O sujeito que tem consciência que é sempre consciência de algo, tendo somente uma atitude natural diante dos fenômenos que se manifestam a ele, acaba apreendendo somente a aparência das coisas e não o que estas coisas são realmente. Daí torna-se necessária a consciência que visa uma forte decisão crítica de apreender a evidência que se dá por meio dos fenômenos, "ela assume o caráter de uma síntese pela recuperação exata da intuição e da evidência correspondente, a intuição evidente de que essa intenção, até então ‘distanciada da coisa', é exata." (Husserl, 2001, p. 28).
A consciência, com sua forte decisão de apreender as coisas do mundo na sua esseidade, quando abandona suas pressuposições, esvaziando-se perante as coisas que se dão a ela naturalmente, tem a possibilidade, pela intenção vazia, de se preencher e se completar pelo eidos que se deixa conhecer pela visão (Husserl, 2001). O eidos não é somente algo que se encontra nas coisas do mundo, mas também depende de uma consciência que possui a intencionalidade de uma evidência adequada, da intencionalidade de apreender a "verdade" da coisa.
Em outras palavras, o modo ou o lugar de apreensão da verdade das essências (eidos) é a intuição, "ela que traz o objeto à doação': como percepção, ela o traz à doação originária, à consciência que apreende ‘originariamente' o objeto em sua ipseidade ‘de carne e osso'." (Husserl, 2006, p. 37). Segundo Husserl, todo este processo de ausência de pressuposição, de redução à essência da coisa por meio da intuição vazia que é preenchida pela essência da coisa é chamado de redução eidética.

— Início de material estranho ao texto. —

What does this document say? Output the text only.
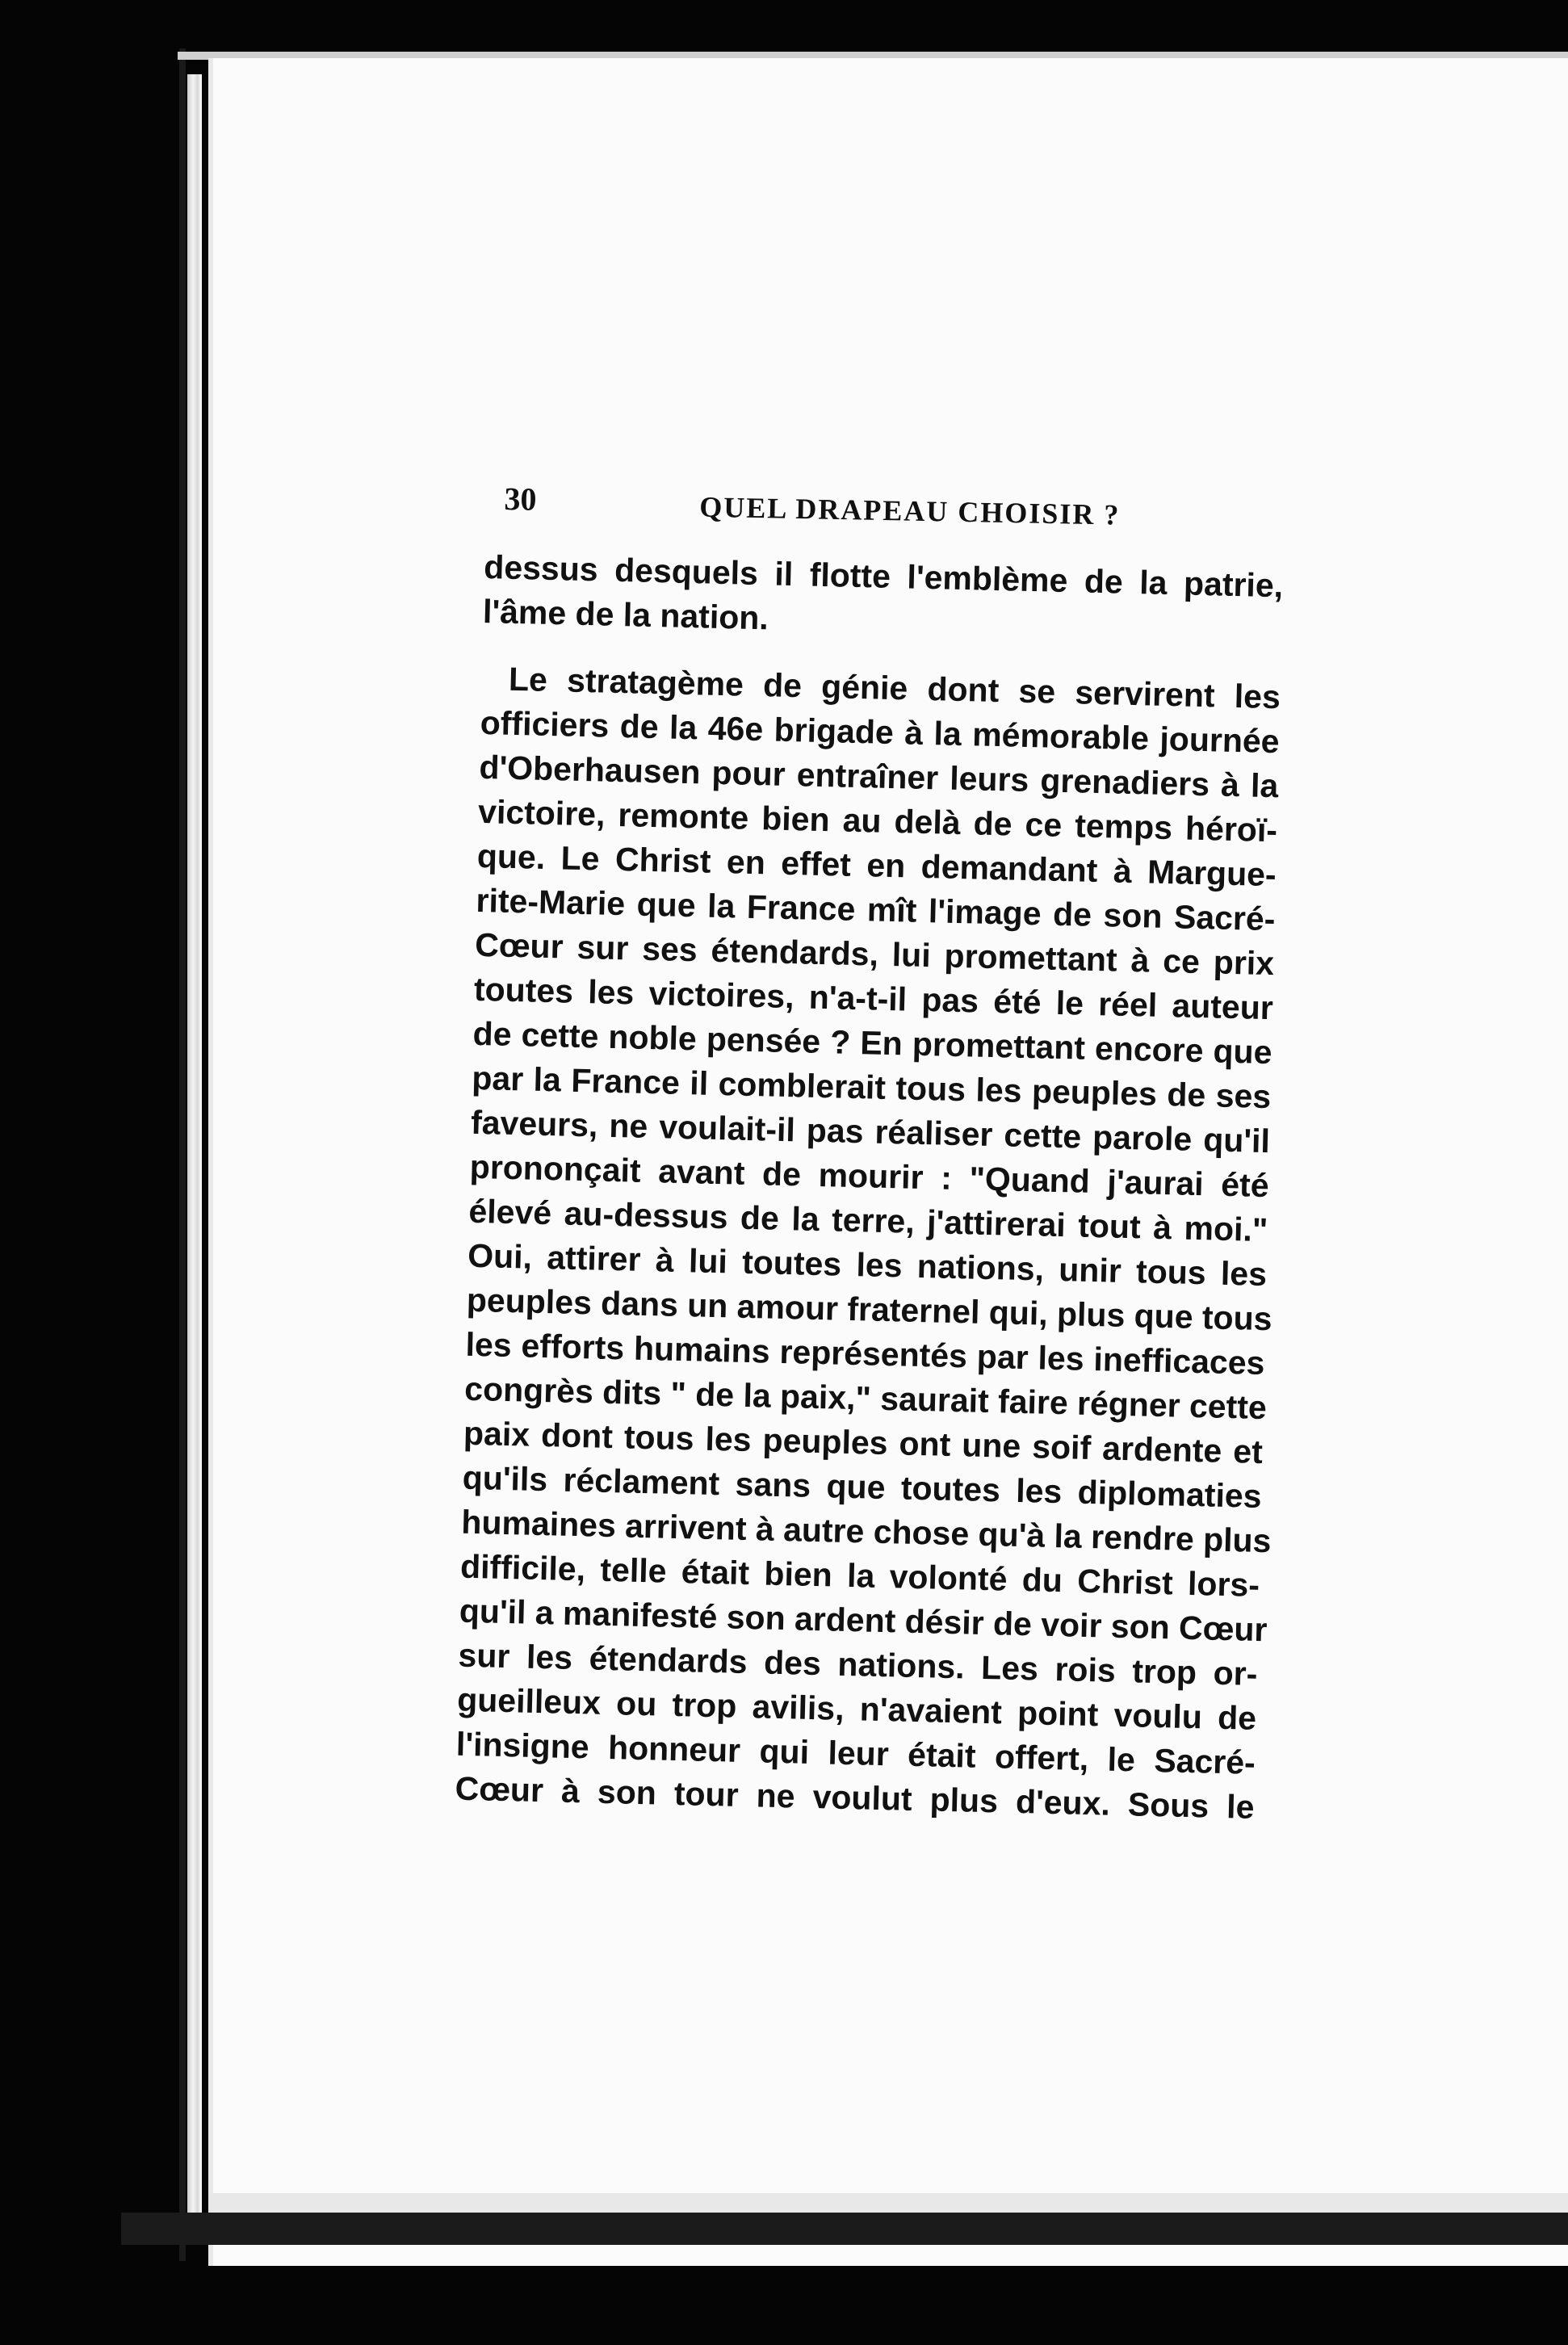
30	QUEL DRAPEAU CHOISIR ?
dessus desquels il flotte l'emblème de la patrie,
l'âme de la nation.
Le stratagème de génie dont se servirent les
officiers de la 46e brigade à la mémorable journée
d'Oberhausen pour entraîner leurs grenadiers à la
victoire, remonte bien au delà de ce temps héroï-
que. Le Christ en effet en demandant à Margue-
rite-Marie que la France mît l'image de son Sacré-
Cœur sur ses étendards, lui promettant à ce prix
toutes les victoires, n'a-t-il pas été le réel auteur
de cette noble pensée ? En promettant encore que
par la France il comblerait tous les peuples de ses
faveurs, ne voulait-il pas réaliser cette parole qu'il
prononçait avant de mourir : "Quand j'aurai été
élevé au-dessus de la terre, j'attirerai tout à moi."
Oui, attirer à lui toutes les nations, unir tous les
peuples dans un amour fraternel qui, plus que tous
les efforts humains représentés par les inefficaces
congrès dits " de la paix," saurait faire régner cette
paix dont tous les peuples ont une soif ardente et
qu'ils réclament sans que toutes les diplomaties
humaines arrivent à autre chose qu'à la rendre plus
difficile, telle était bien la volonté du Christ lors-
qu'il a manifesté son ardent désir de voir son Cœur
sur les étendards des nations. Les rois trop or-
gueilleux ou trop avilis, n'avaient point voulu de
l'insigne honneur qui leur était offert, le Sacré-
Cœur à son tour ne voulut plus d'eux. Sous le
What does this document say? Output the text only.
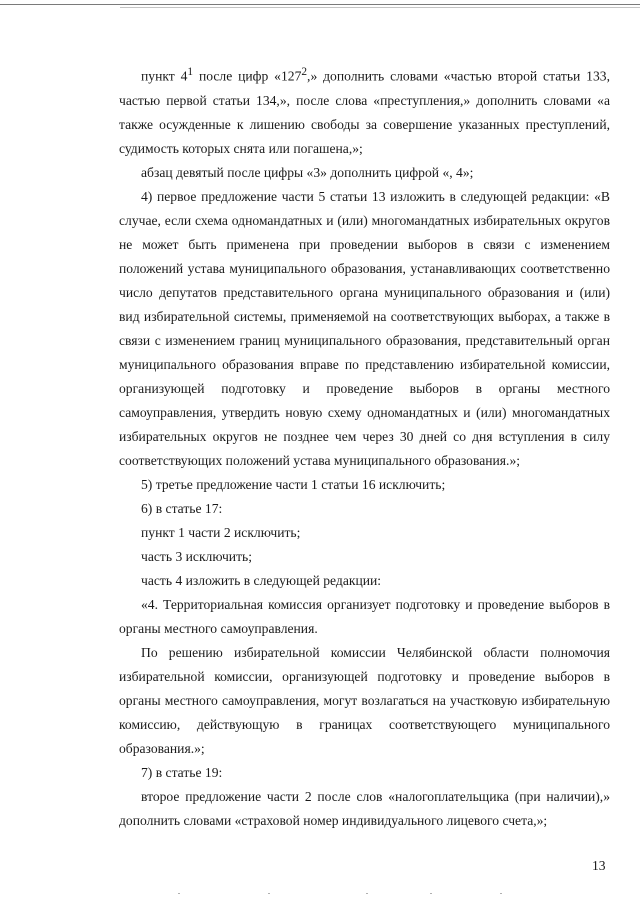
пункт $4^1$ после цифр «$127^2$,» дополнить словами «частью второй статьи 133, частью первой статьи 134,», после слова «преступления,» дополнить словами «а также осужденные к лишению свободы за совершение указанных преступлений, судимость которых снята или погашена,»;

абзац девятый после цифры «3» дополнить цифрой «, 4»;

4) первое предложение части 5 статьи 13 изложить в следующей редакции: «В случае, если схема одномандатных и (или) многомандатных избирательных округов не может быть применена при проведении выборов в связи с изменением положений устава муниципального образования, устанавливающих соответственно число депутатов представительного органа муниципального образования и (или) вид избирательной системы, применяемой на соответствующих выборах, а также в связи с изменением границ муниципального образования, представительный орган муниципального образования вправе по представлению избирательной комиссии, организующей подготовку и проведение выборов в органы местного самоуправления, утвердить новую схему одномандатных и (или) многомандатных избирательных округов не позднее чем через 30 дней со дня вступления в силу соответствующих положений устава муниципального образования.»;

5) третье предложение части 1 статьи 16 исключить;

6) в статье 17:

пункт 1 части 2 исключить;

часть 3 исключить;

часть 4 изложить в следующей редакции:

«4. Территориальная комиссия организует подготовку и проведение выборов в органы местного самоуправления.

По решению избирательной комиссии Челябинской области полномочия избирательной комиссии, организующей подготовку и проведение выборов в органы местного самоуправления, могут возлагаться на участковую избирательную комиссию, действующую в границах соответствующего муниципального образования.»;

7) в статье 19:

второе предложение части 2 после слов «налогоплательщика (при наличии),» дополнить словами «страховой номер индивидуального лицевого счета,»;

13
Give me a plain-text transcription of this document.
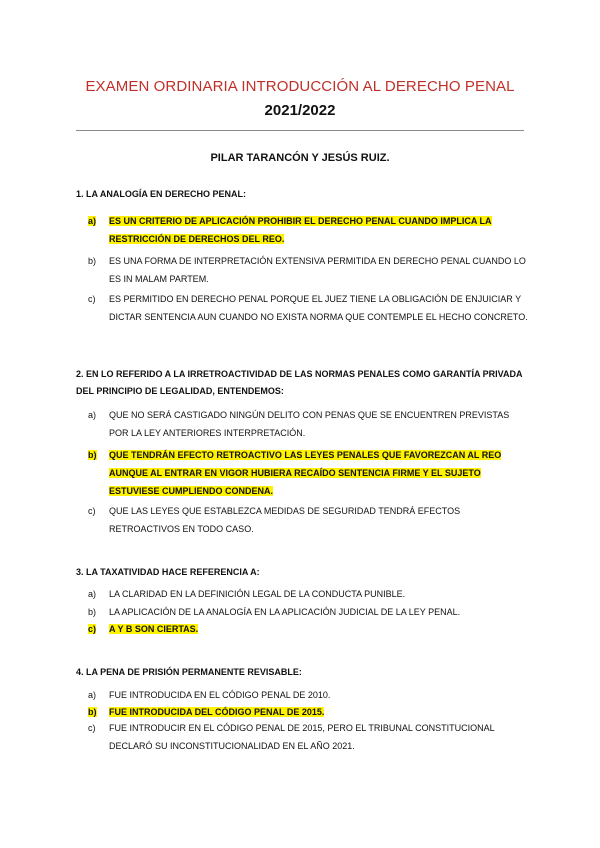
EXAMEN ORDINARIA INTRODUCCIÓN AL DERECHO PENAL
2021/2022
PILAR TARANCÓN Y JESÚS RUIZ.
1. LA ANALOGÍA EN DERECHO PENAL:
a)	ES UN CRITERIO DE APLICACIÓN PROHIBIR EL DERECHO PENAL CUANDO IMPLICA LA RESTRICCIÓN DE DERECHOS DEL REO.
b)	ES UNA FORMA DE INTERPRETACIÓN EXTENSIVA PERMITIDA EN DERECHO PENAL CUANDO LO ES IN MALAM PARTEM.
c)	ES PERMITIDO EN DERECHO PENAL PORQUE EL JUEZ TIENE LA OBLIGACIÓN DE ENJUICIAR Y DICTAR SENTENCIA AUN CUANDO NO EXISTA NORMA QUE CONTEMPLE EL HECHO CONCRETO.
2. EN LO REFERIDO A LA IRRETROACTIVIDAD DE LAS NORMAS PENALES COMO GARANTÍA PRIVADA DEL PRINCIPIO DE LEGALIDAD, ENTENDEMOS:
a)	QUE NO SERÁ CASTIGADO NINGÚN DELITO CON PENAS QUE SE ENCUENTREN PREVISTAS POR LA LEY ANTERIORES INTERPRETACIÓN.
b)	QUE TENDRÁN EFECTO RETROACTIVO LAS LEYES PENALES QUE FAVOREZCAN AL REO AUNQUE AL ENTRAR EN VIGOR HUBIERA RECAÍDO SENTENCIA FIRME Y EL SUJETO ESTUVIESE CUMPLIENDO CONDENA.
c)	QUE LAS LEYES QUE ESTABLEZCA MEDIDAS DE SEGURIDAD TENDRÁ EFECTOS RETROACTIVOS EN TODO CASO.
3. LA TAXATIVIDAD HACE REFERENCIA A:
a)	LA CLARIDAD EN LA DEFINICIÓN LEGAL DE LA CONDUCTA PUNIBLE.
b)	LA APLICACIÓN DE LA ANALOGÍA EN LA APLICACIÓN JUDICIAL DE LA LEY PENAL.
c)	A Y B SON CIERTAS.
4. LA PENA DE PRISIÓN PERMANENTE REVISABLE:
a)	FUE INTRODUCIDA EN EL CÓDIGO PENAL DE 2010.
b)	FUE INTRODUCIDA DEL CÓDIGO PENAL DE 2015.
c)	FUE INTRODUCIR EN EL CÓDIGO PENAL DE 2015, PERO EL TRIBUNAL CONSTITUCIONAL DECLARÓ SU INCONSTITUCIONALIDAD EN EL AÑO 2021.
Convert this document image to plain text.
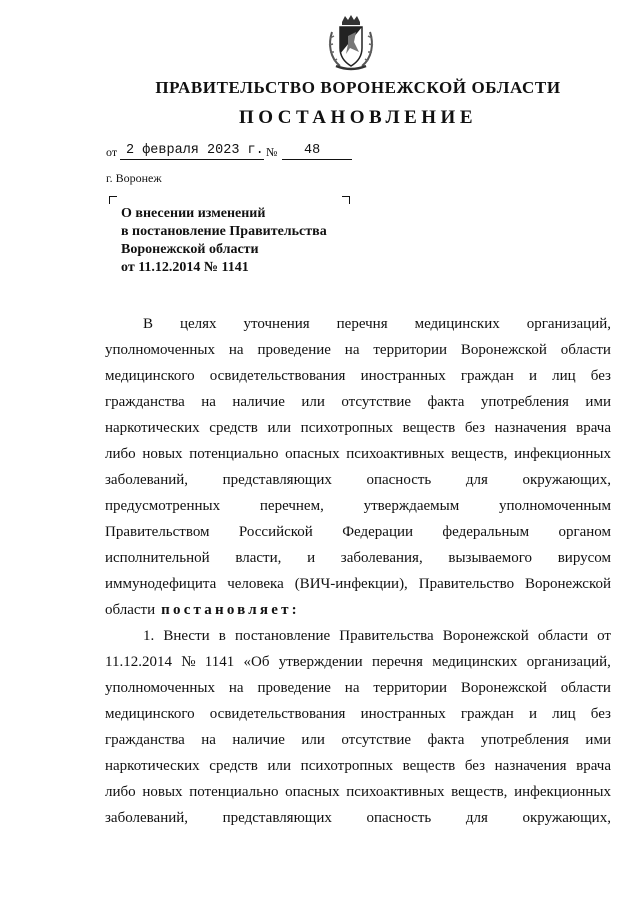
ПРАВИТЕЛЬСТВО ВОРОНЕЖСКОЙ ОБЛАСТИ
ПОСТАНОВЛЕНИЕ
от 2 февраля 2023 г. № 48
г. Воронеж
О внесении изменений
в постановление Правительства
Воронежской области
от 11.12.2014 № 1141
В целях уточнения перечня медицинских организаций,
уполномоченных на проведение на территории Воронежской области
медицинского освидетельствования иностранных граждан и лиц без
гражданства на наличие или отсутствие факта употребления ими
наркотических средств или психотропных веществ без назначения врача
либо новых потенциально опасных психоактивных веществ, инфекционных
заболеваний, представляющих опасность для окружающих,
предусмотренных	перечнем,	утверждаемым	уполномоченным
Правительством Российской Федерации федеральным органом
исполнительной власти, и заболевания, вызываемого вирусом
иммунодефицита человека (ВИЧ-инфекции), Правительство Воронежской
области постановляет:
1. Внести в постановление Правительства Воронежской области от
11.12.2014 № 1141 «Об утверждении перечня медицинских организаций,
уполномоченных на проведение на территории Воронежской области
медицинского освидетельствования иностранных граждан и лиц без
гражданства на наличие или отсутствие факта употребления ими
наркотических средств или психотропных веществ без назначения врача
либо новых потенциально опасных психоактивных веществ, инфекционных
заболеваний, представляющих опасность для окружающих,
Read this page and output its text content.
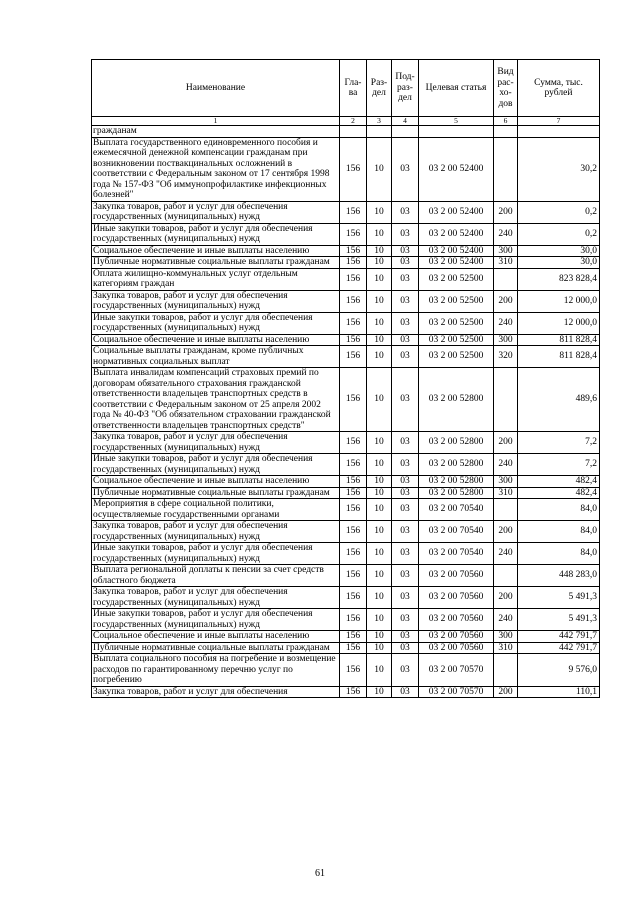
Наименование	Гла-ва	Раз-дел	Под-раз-дел	Целевая статья	Вид рас-хо-дов	Сумма, тыс. рублей
1	2	3	4	5	6	7
гражданам						
Выплата государственного единовременного пособия и ежемесячной денежной компенсации гражданам при возникновении поствакцинальных осложнений в соответствии с Федеральным законом от 17 сентября 1998 года № 157-ФЗ "Об иммунопрофилактике инфекционных болезней"	156	10	03	03 2 00 52400		30,2
Закупка товаров, работ и услуг для обеспечения государственных (муниципальных) нужд	156	10	03	03 2 00 52400	200	0,2
Иные закупки товаров, работ и услуг для обеспечения государственных (муниципальных) нужд	156	10	03	03 2 00 52400	240	0,2
Социальное обеспечение и иные выплаты населению	156	10	03	03 2 00 52400	300	30,0
Публичные нормативные социальные выплаты гражданам	156	10	03	03 2 00 52400	310	30,0
Оплата жилищно-коммунальных услуг отдельным категориям граждан	156	10	03	03 2 00 52500		823 828,4
Закупка товаров, работ и услуг для обеспечения государственных (муниципальных) нужд	156	10	03	03 2 00 52500	200	12 000,0
Иные закупки товаров, работ и услуг для обеспечения государственных (муниципальных) нужд	156	10	03	03 2 00 52500	240	12 000,0
Социальное обеспечение и иные выплаты населению	156	10	03	03 2 00 52500	300	811 828,4
Социальные выплаты гражданам, кроме публичных нормативных социальных выплат	156	10	03	03 2 00 52500	320	811 828,4
Выплата инвалидам компенсаций страховых премий по договорам обязательного страхования гражданской ответственности владельцев транспортных средств в соответствии с Федеральным законом от 25 апреля 2002 года № 40-ФЗ "Об обязательном страховании гражданской ответственности владельцев транспортных средств"	156	10	03	03 2 00 52800		489,6
Закупка товаров, работ и услуг для обеспечения государственных (муниципальных) нужд	156	10	03	03 2 00 52800	200	7,2
Иные закупки товаров, работ и услуг для обеспечения государственных (муниципальных) нужд	156	10	03	03 2 00 52800	240	7,2
Социальное обеспечение и иные выплаты населению	156	10	03	03 2 00 52800	300	482,4
Публичные нормативные социальные выплаты гражданам	156	10	03	03 2 00 52800	310	482,4
Мероприятия в сфере социальной политики, осуществляемые государственными органами	156	10	03	03 2 00 70540		84,0
Закупка товаров, работ и услуг для обеспечения государственных (муниципальных) нужд	156	10	03	03 2 00 70540	200	84,0
Иные закупки товаров, работ и услуг для обеспечения государственных (муниципальных) нужд	156	10	03	03 2 00 70540	240	84,0
Выплата региональной доплаты к пенсии за счет средств областного бюджета	156	10	03	03 2 00 70560		448 283,0
Закупка товаров, работ и услуг для обеспечения государственных (муниципальных) нужд	156	10	03	03 2 00 70560	200	5 491,3
Иные закупки товаров, работ и услуг для обеспечения государственных (муниципальных) нужд	156	10	03	03 2 00 70560	240	5 491,3
Социальное обеспечение и иные выплаты населению	156	10	03	03 2 00 70560	300	442 791,7
Публичные нормативные социальные выплаты гражданам	156	10	03	03 2 00 70560	310	442 791,7
Выплата социального пособия на погребение и возмещение расходов по гарантированному перечню услуг по погребению	156	10	03	03 2 00 70570		9 576,0
Закупка товаров, работ и услуг для обеспечения	156	10	03	03 2 00 70570	200	110,1
61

Para se realizar a redução eidética, é necessário um certo rigor fenomenológico, uma descrição que se dá pela visão. Diz Ricoeur (1989) "toda a questão principal se decide na visão." (p.52). A descrição dos fenômenos não é uma descrição ingênua como a de um sujeito que simplesmente vive por entre as coisas do mundo, mas uma descrição rigorosa que, segundo Husserl, é "operada" por uma dupla objetivação: primeiro pela intencionalidade que significa considerar, como se afirmou acima, que a consciência é sempre consciência de alguma coisa, ou seja, a consciência só é, quando se dirige para algo fora de si, quando está em relação com as coisas do mundo; e, por sua vez, as coisas do mundo só podem "ser" ou só podem ser descritas na sua relação com a consciência.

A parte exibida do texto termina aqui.